March 15, 2015
Trent Bouts
That wheezing sound emanating from many member-owned facilities across the country is slowly losing volume. Here and there, a trickle of private equity clubs are waving the flag on their old ownership model and calling for help. Battling debt and lacking cash for critical improvements, they’re turning to groups like Concert Golf and ClubCorp among a small group of others looking to expand national portfolios.
According to Peter Nanula, CEO of Concert Golf, that trickle will become a trend likely to stretch out over decades. “It’s here to stay, literally, for a generation,” he says. “Over the next 20 to 30 years, you’ll see hundreds of member-owned clubs make the change to a non-equity ownership and management model. It’s what the vast majority of private equity, member-owned clubs should do. But that’s a group that is historically slow to change.”

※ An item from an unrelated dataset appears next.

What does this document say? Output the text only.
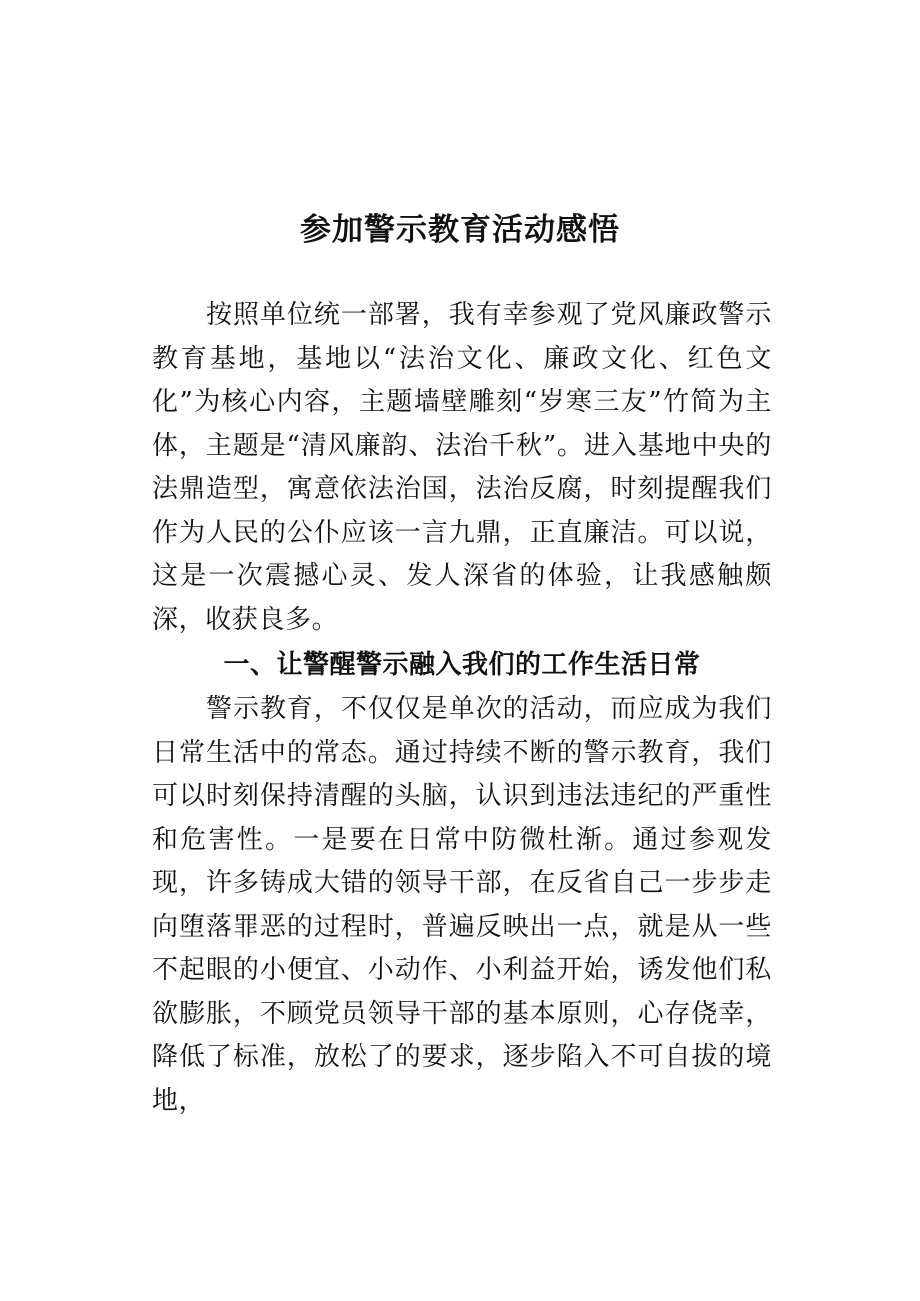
参加警示教育活动感悟

按照单位统一部署，我有幸参观了党风廉政警示教育基地，基地以“法治文化、廉政文化、红色文化”为核心内容，主题墙壁雕刻“岁寒三友”竹简为主体，主题是“清风廉韵、法治千秋”。进入基地中央的法鼎造型，寓意依法治国，法治反腐，时刻提醒我们作为人民的公仆应该一言九鼎，正直廉洁。可以说，这是一次震撼心灵、发人深省的体验，让我感触颇深，收获良多。

一、让警醒警示融入我们的工作生活日常

警示教育，不仅仅是单次的活动，而应成为我们日常生活中的常态。通过持续不断的警示教育，我们可以时刻保持清醒的头脑，认识到违法违纪的严重性和危害性。一是要在日常中防微杜渐。通过参观发现，许多铸成大错的领导干部，在反省自己一步步走向堕落罪恶的过程时，普遍反映出一点，就是从一些不起眼的小便宜、小动作、小利益开始，诱发他们私欲膨胀，不顾党员领导干部的基本原则，心存侥幸，降低了标准，放松了的要求，逐步陷入不可自拔的境地，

While such transition numbers may still be low, a growing number of those facilities are at least now open to the idea. “More than 70 percent of the discussions we’re having now are with member-owned clubs,” Nanula says. “In the old days, it was real estate developers looking to get out, but a lot of those have transitioned now.” Concert’s percentage is similar to that reported by ClubCorp’s Tom Bennison last fall.

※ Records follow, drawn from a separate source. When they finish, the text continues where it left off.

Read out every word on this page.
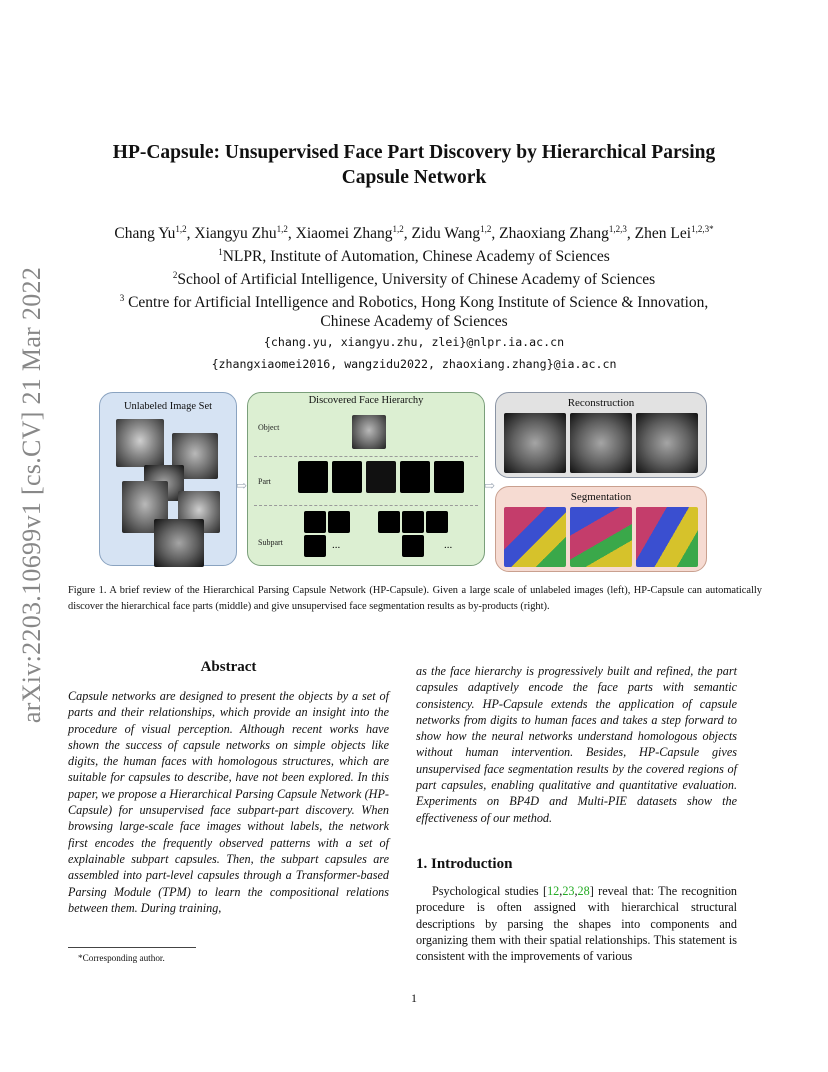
arXiv:2203.10699v1 [cs.CV] 21 Mar 2022
HP-Capsule: Unsupervised Face Part Discovery by Hierarchical Parsing
Capsule Network
Chang Yu$^{1,2}$, Xiangyu Zhu$^{1,2}$, Xiaomei Zhang$^{1,2}$, Zidu Wang$^{1,2}$, Zhaoxiang Zhang$^{1,2,3}$, Zhen Lei$^{1,2,3*}$
$^1$NLPR, Institute of Automation, Chinese Academy of Sciences
$^2$School of Artificial Intelligence, University of Chinese Academy of Sciences
$^3$ Centre for Artificial Intelligence and Robotics, Hong Kong Institute of Science & Innovation,
Chinese Academy of Sciences
{chang.yu, xiangyu.zhu, zlei}@nlpr.ia.ac.cn
{zhangxiaomei2016, wangzidu2022, zhaoxiang.zhang}@ia.ac.cn
Unlabeled Image Set
⇨
Discovered Face Hierarchy
Object
Part
Subpart	...	...
⇨
Reconstruction
Segmentation
Figure 1. A brief review of the Hierarchical Parsing Capsule Network (HP-Capsule). Given a large scale of unlabeled images (left), HP-Capsule can automatically discover the hierarchical face parts (middle) and give unsupervised face segmentation results as by-products (right).
Abstract
Capsule networks are designed to present the objects by a set of parts and their relationships, which provide an insight into the procedure of visual perception. Although recent works have shown the success of capsule networks on simple objects like digits, the human faces with homologous structures, which are suitable for capsules to describe, have not been explored. In this paper, we propose a Hierarchical Parsing Capsule Network (HP-Capsule) for unsupervised face subpart-part discovery. When browsing large-scale face images without labels, the network first encodes the frequently observed patterns with a set of explainable subpart capsules. Then, the subpart capsules are assembled into part-level capsules through a Transformer-based Parsing Module (TPM) to learn the compositional relations between them. During training,
as the face hierarchy is progressively built and refined, the part capsules adaptively encode the face parts with semantic consistency. HP-Capsule extends the application of capsule networks from digits to human faces and takes a step forward to show how the neural networks understand homologous objects without human intervention. Besides, HP-Capsule gives unsupervised face segmentation results by the covered regions of part capsules, enabling qualitative and quantitative evaluation. Experiments on BP4D and Multi-PIE datasets show the effectiveness of our method.
1. Introduction
Psychological studies [12,23,28] reveal that: The recognition procedure is often assigned with hierarchical structural descriptions by parsing the shapes into components and organizing them with their spatial relationships. This statement is consistent with the improvements of various
*Corresponding author.
1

A key distinction between the transitioning of member-owned facilities and many recent club sales is that the brush is more of a clean-up than the clean sweep that comes with a fire sale. Most often, Concert Golf retains all staff and, along with the capital injection, brings in its own management and department expertise to refine operations. Debt burden aside, the clubs Concert Golf now owns were “generally pretty healthy” when discussions began. “We operate more as stewards for the club looking to preserve the club the way the members like it,” Nanula says.
Concert closed 2014 with 10 clubs in its stable and expects to close on another two in the first quarter of this year. The company negotiates all-cash purchases, which is a major lure for members who have been watching their clubs bleeding under heavy debt loads. Nanula says the absence of professional management in many cases compounds the problem.

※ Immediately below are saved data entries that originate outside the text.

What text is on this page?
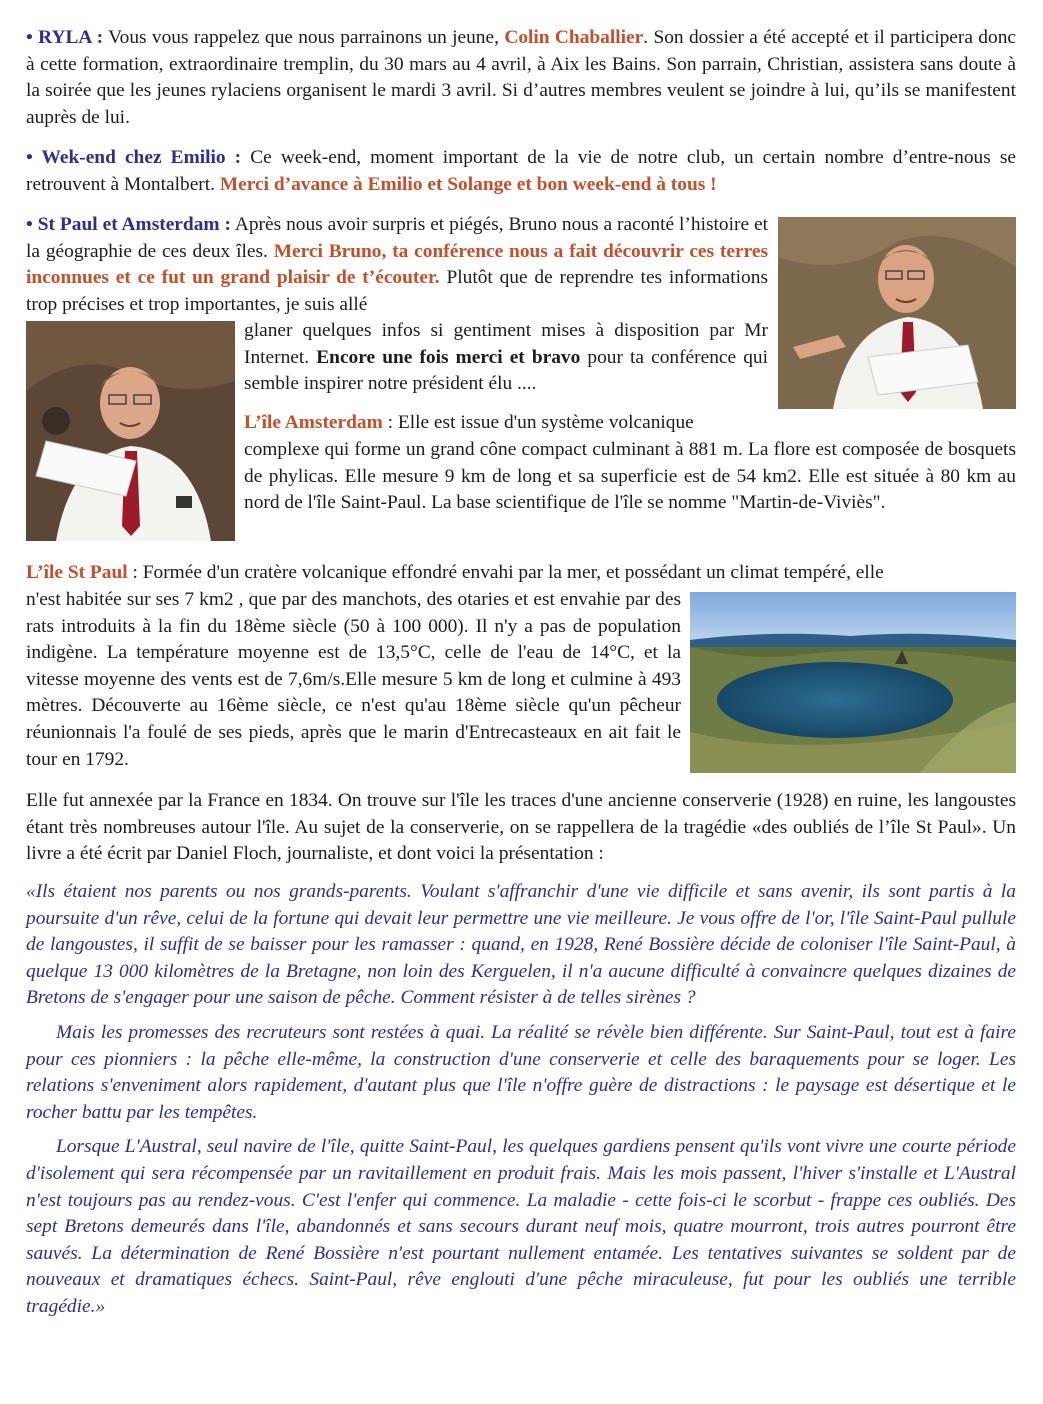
• RYLA : Vous vous rappelez que nous parrainons un jeune, Colin Chaballier. Son dossier a été accepté et il participera donc à cette formation, extraordinaire tremplin, du 30 mars au 4 avril, à Aix les Bains. Son parrain, Christian, assistera sans doute à la soirée que les jeunes rylaciens organisent le mardi 3 avril. Si d’autres membres veulent se joindre à lui, qu’ils se manifestent auprès de lui.

• Wek-end chez Emilio : Ce week-end, moment important de la vie de notre club, un certain nombre d’entre-nous se retrouvent à Montalbert. Merci d’avance à Emilio et Solange et bon week-end à tous !

• St Paul et Amsterdam : Après nous avoir surpris et piégés, Bruno nous a raconté l’histoire et la géographie de ces deux îles. Merci Bruno, ta conférence nous a fait découvrir ces terres inconnues et ce fut un grand plaisir de t’écouter. Plutôt que de reprendre tes informations trop précises et trop importantes, je suis allé

glaner quelques infos si gentiment mises à disposition par Mr Internet. Encore une fois merci et bravo pour ta conférence qui semble inspirer notre président élu ....

L’île Amsterdam : Elle est issue d'un système volcanique

complexe qui forme un grand cône compact culminant à 881 m. La flore est composée de bosquets de phylicas. Elle mesure 9 km de long et sa superficie est de 54 km2. Elle est située à 80 km au nord de l'île Saint-Paul. La base scientifique de l'île se nomme "Martin-de-Viviès".

L’île St Paul : Formée d'un cratère volcanique effondré envahi par la mer, et possédant un climat tempéré, elle

n'est habitée sur ses 7 km2 , que par des manchots, des otaries et est envahie par des rats introduits à la fin du 18ème siècle (50 à 100 000). Il n'y a pas de population indigène. La température moyenne est de 13,5°C, celle de l'eau de 14°C, et la vitesse moyenne des vents est de 7,6m/s.Elle mesure 5 km de long et culmine à 493 mètres. Découverte au 16ème siècle, ce n'est qu'au 18ème siècle qu'un pêcheur réunionnais l'a foulé de ses pieds, après que le marin d'Entrecasteaux en ait fait le tour en 1792.

Elle fut annexée par la France en 1834. On trouve sur l'île les traces d'une ancienne conserverie (1928) en ruine, les langoustes étant très nombreuses autour l'île. Au sujet de la conserverie, on se rappellera de la tragédie «des oubliés de l’île St Paul». Un livre a été écrit par Daniel Floch, journaliste, et dont voici la présentation :

«Ils étaient nos parents ou nos grands-parents. Voulant s'affranchir d'une vie difficile et sans avenir, ils sont partis à la poursuite d'un rêve, celui de la fortune qui devait leur permettre une vie meilleure. Je vous offre de l'or, l'île Saint-Paul pullule de langoustes, il suffit de se baisser pour les ramasser : quand, en 1928, René Bossière décide de coloniser l'île Saint-Paul, à quelque 13 000 kilomètres de la Bretagne, non loin des Kerguelen, il n'a aucune difficulté à convaincre quelques dizaines de Bretons de s'engager pour une saison de pêche. Comment résister à de telles sirènes ?

Mais les promesses des recruteurs sont restées à quai. La réalité se révèle bien différente. Sur Saint-Paul, tout est à faire pour ces pionniers : la pêche elle-même, la construction d'une conserverie et celle des baraquements pour se loger. Les relations s'enveniment alors rapidement, d'autant plus que l'île n'offre guère de distractions : le paysage est désertique et le rocher battu par les tempêtes.

Lorsque L'Austral, seul navire de l'île, quitte Saint-Paul, les quelques gardiens pensent qu'ils vont vivre une courte période d'isolement qui sera récompensée par un ravitaillement en produit frais. Mais les mois passent, l'hiver s'installe et L'Austral n'est toujours pas au rendez-vous. C'est l'enfer qui commence. La maladie - cette fois-ci le scorbut - frappe ces oubliés. Des sept Bretons demeurés dans l'île, abandonnés et sans secours durant neuf mois, quatre mourront, trois autres pourront être sauvés. La détermination de René Bossière n'est pourtant nullement entamée. Les tentatives suivantes se soldent par de nouveaux et dramatiques échecs. Saint-Paul, rêve englouti d'une pêche miraculeuse, fut pour les oubliés une terrible tragédie.»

Concert’s latest acquisition of Hawthorns Golf and Country Club in Fishers, Indiana, was a little different. Rather than sluggish management performance, members were looking to get out from under the developer’s financial woes. It took a ruling from a bankruptcy judge to seal the deal. Nanula says the prospect of being debt-free, enjoying a significant capital injection, and tapping into established operational expertise is “a pretty compelling alternative” that many member-owned facilities are just now discovering. “If your club has issues, then you better act now because the past five or six years have been about as good as it gets,” he says. “If you haven’t been able to make ground in that time, then you’re not likely to by doing what you’ve been doing.”